Right to a “healthy environment” | The Liberals reintroduce their bill

(OTTAWA) The Liberal government on Wednesday reintroduced its bill to enshrine the “right to a healthy environment,” which proposes long-awaited changes to the 1999 Environmental Protection Act.

Posted at 6:06 p.m.

Bill S-5 entitled “Strengthening Environmental Protection for a Healthy Canada Act” may “seem very abstract and perhaps disconnected” in the current circumstances, acknowledged Steven Guilbeault, Minister of Environment and Climate Change, during a press conference.

However, the environment is a “key priority of the government, of myself and of many Canadians”, he added in the same breath.


PHOTO ROBERT SKINNER, THE PRESS

Federal Minister of Environment and Climate Change, Steven Guilbeault

The 1999 law outlines how the federal government regulates toxic chemicals and other polluting materials, with the aim of protecting the environment and people from their harmful effects.

It is through this law that commercial substances are evaluated according to their risk and toxicity.
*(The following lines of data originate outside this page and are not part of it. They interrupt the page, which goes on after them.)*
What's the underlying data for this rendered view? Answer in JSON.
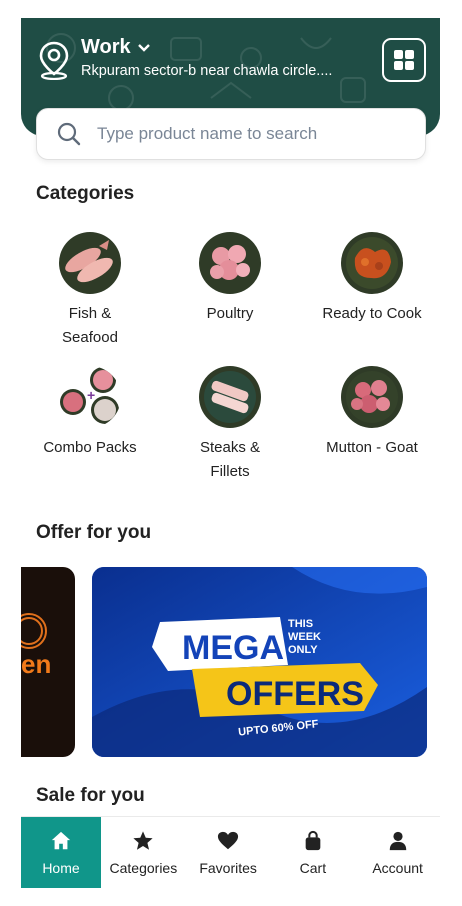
{
  "header": {
    "location_title": "Work",
    "address": "Rkpuram sector-b near chawla circle....",
    "icons": [
      "location-pin-icon",
      "chevron-down-icon",
      "grid-menu-icon"
    ]
  },
  "search": {
    "placeholder": "Type product name to search"
  },
  "categories_section": {
    "title": "Categories",
    "items": [
      {
        "label": "Fish &\nSeafood",
        "icon": "fish-icon"
      },
      {
        "label": "Poultry",
        "icon": "chicken-icon"
      },
      {
        "label": "Ready to Cook",
        "icon": "marinated-meat-icon"
      },
      {
        "label": "Combo Packs",
        "icon": "combo-icon"
      },
      {
        "label": "Steaks &\nFillets",
        "icon": "fillet-icon"
      },
      {
        "label": "Mutton - Goat",
        "icon": "mutton-icon"
      }
    ]
  },
  "offers_section": {
    "title": "Offer for you",
    "left_banner": {
      "text_fragment": "en"
    },
    "main_banner": {
      "line1": "MEGA",
      "badge": [
        "THIS",
        "WEEK",
        "ONLY"
      ],
      "line2": "OFFERS",
      "footer": "UPTO 60% OFF"
    }
  },
  "sale_section": {
    "title": "Sale for you"
  },
  "nav": {
    "items": [
      {
        "label": "Home",
        "icon": "home-icon",
        "active": true
      },
      {
        "label": "Categories",
        "icon": "star-icon",
        "active": false
      },
      {
        "label": "Favorites",
        "icon": "heart-icon",
        "active": false
      },
      {
        "label": "Cart",
        "icon": "bag-icon",
        "active": false
      },
      {
        "label": "Account",
        "icon": "user-icon",
        "active": false
      }
    ]
  },
  "colors": {
    "header_bg": "#1f4d45",
    "nav_active": "#10968a",
    "offer_blue": "#1243b8",
    "offer_yellow": "#f5c518"
  }
}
Scientists and environmentalists had called on the Liberals to modernize this law — for example, to require substance assessments to take into account the cumulative effects of repeated exposures.

Science and chemicals have “changed a lot” since the last major Canadian Environmental Protection Act, the minister said.

The bill, formerly C-28, was introduced last April and died on the order paper with the dissolution of the House and the call of an election last summer.

The government reintroduces it, identically, given the “urgency” and it does so in the Senate because it is the “best way to make it progress through a strong legislative agenda”, the legislative calendar of the Upper House being much less busy at the moment.

The bill had been “widely hailed” by both environmentalists and industry as “an excellent starting point,” Guilbeault said.

Incorporating the proposals made at the time into the document tabled on Wednesday would have taken “several weeks or even months” before the bill could be reintroduced.

“In a minority government, in a Parliament like ours, time is not an ally,” he concluded.